Madeline's motive was murder, no more, no less. She was honest enough to admit to herself that that was all it could be called in the final analysis, no matter how she tried to gloss it over by calling it a deed of retribution, or atonement, or vindication, or whatever. It was death by violence, at her hands, and that was murder.
There had to be a relationship to precede this act. She couldn't just shoot him down at sight. One very good reason being she didn't -know- him by sight. She had to know he was the right one, she had to make sure. Since love was barred, and there was no business or professional empathy, the only possible relationship had to be friendship. No matter how false, but still a friendship.
And that was where the problem came in. A woman cannot suddenly meet and commence a friendship with a strange man, just like that.
Even apart from that, the logistics of getting within reach of him, she had a minor problem of identification on her hands. She had very little to go by. Charlotte herself had never set eyes on him in her life. She, Madeline, had no physical description whatever. Starr's letters to her mother had been filled with emotional descriptives, but never physical ones. He might be fat, he might be thin, might be short, might be tall. Might be fair, might be dark. She had to cut him out of a whole worldful of men.
Only two facts about him had filtered through Charlotte to her, both coming at second hand from Starr. And those two facts were the minimum that can be known about anyone: They were his two names, first and last. "Vick" and "Herrick." Not another thing. Not even that much in full, for one of them was probably a nickname. There was a very good possibility that "Vick" stood for "Victor," but not an out-and-out certainty.
She didn't even know what his occupation was, his method of earning a living. Starr had never told Charlotte, oddly enough, and so Charlotte had been unable to tell Madeline. Dell herself had only used the word "work," which could have meant anything. "Sometimes he used to go straight from work to pick her up."

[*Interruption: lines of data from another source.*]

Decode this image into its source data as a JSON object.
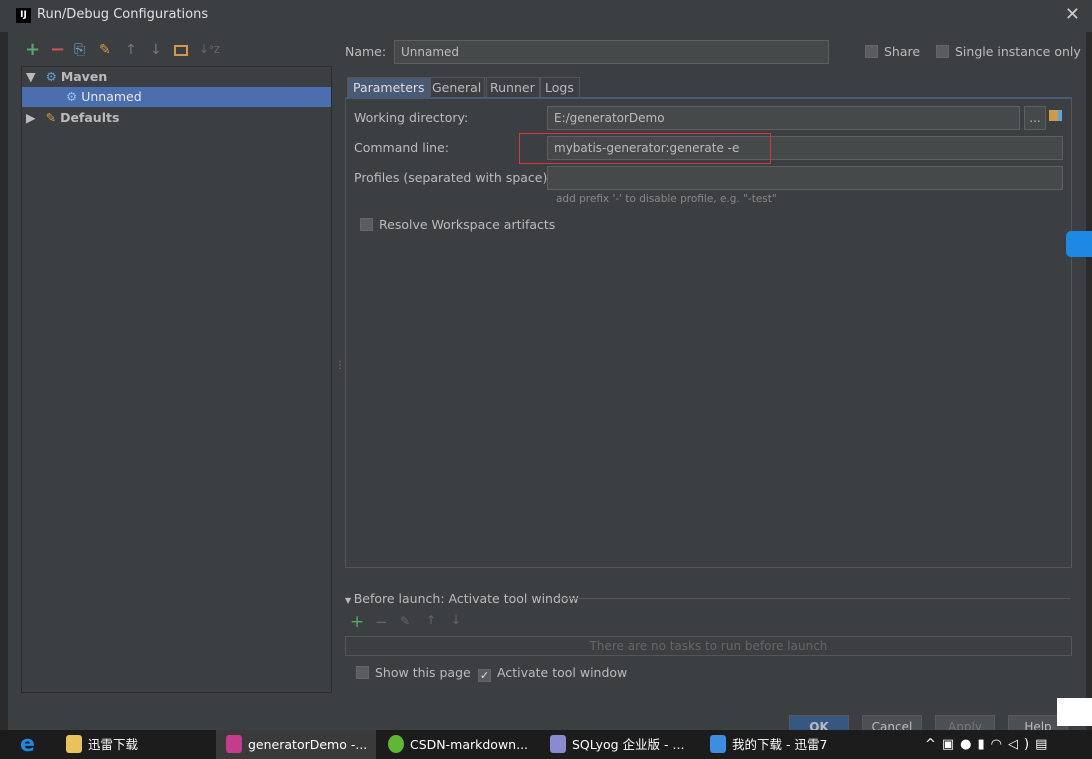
{
  "window": {
    "title": "Run/Debug Configurations",
    "logo": "IJ",
    "close": "✕"
  },
  "toolbar": {
    "add": "+",
    "remove": "−",
    "copy": "⎘",
    "edit_defaults": "wrench-icon",
    "up": "↑",
    "down": "↓",
    "folder": "folder-icon",
    "sort": "↓ᵃz"
  },
  "tree": {
    "maven": "Maven",
    "unnamed": "Unnamed",
    "defaults": "Defaults"
  },
  "form": {
    "name_label": "Name:",
    "name_value": "Unnamed",
    "share": "Share",
    "single_instance": "Single instance only"
  },
  "tabs": [
    "Parameters",
    "General",
    "Runner",
    "Logs"
  ],
  "params": {
    "working_dir_label": "Working directory:",
    "working_dir_value": "E:/generatorDemo",
    "browse": "...",
    "command_label": "Command line:",
    "command_value": "mybatis-generator:generate -e",
    "profiles_label": "Profiles (separated with space):",
    "profiles_value": "",
    "profiles_hint": "add prefix '-' to disable profile, e.g. \"-test\"",
    "resolve_workspace": "Resolve Workspace artifacts"
  },
  "before_launch": {
    "title": "Before launch: Activate tool window",
    "empty": "There are no tasks to run before launch",
    "show_page": "Show this page",
    "activate": "Activate tool window"
  },
  "buttons": {
    "ok": "OK",
    "cancel": "Cancel",
    "apply": "Apply",
    "help": "Help"
  },
  "taskbar": {
    "items": [
      "迅雷下载",
      "generatorDemo -...",
      "CSDN-markdown...",
      "SQLyog 企业版 - ...",
      "我的下载 - 迅雷7"
    ]
  },
  "colors": {
    "accent": "#4b6eaf",
    "highlight_box": "#d9363e",
    "add": "#59a869"
  }
}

Madeline took stock. She had this much, then: "Vick Herrick." And one thing in addition, gathered by indirection. Dell had admitted he was younger than she when she married him. Since Dell herself had been at the most still in her early thirties, he must be in his late twenties, even today.
Not much to go by. Very little. Vick Herrick, age twenty-eight, -nine, or thirty. No face, no height, no hair coloring. To be singled out, isolated, from a huge population complex.
For days on end, the very hopelessness of the task held her immobile, kept her from doing anything at all. So afraid of failure that she was afraid even to start in. Finally she had to say to herself, "Get up your nerve. Don't let it throw you like this. Even if you fail, it's better than just to sit doing nothing. It's too late to turn back now anymore, so the only place you can go is ahead." She took a deep breath, and without knowing just where to begin, began anyway.
The obvious thing of course was to consult the telephone directory. That wouldn't facilitate her striking up a friendship with him, but it might at least indicate -whom- to strike it up with. When she had hit upon a way of going about it.
She was surprised at the number of Herricks she encountered. She had thought it a fairly uncommon name. But she counted eighteen of them. However, of these there were only three listed with given names starting with a V, so the problem wasn't as bad as it seemed. One was a female, Vivian; the other two just had initials after them. She eliminated Vivian at once, and that left her with just two to concentrate on. At least within the metropolitan city limits. There was nothing of course to exclude his being a suburbanite, one of that teeming horde that siphoned in each morning and out again each night. In which case the task would be so magnified it might take the better part of a year. She closed her eyes with a shudder to ward off the dismal prospect.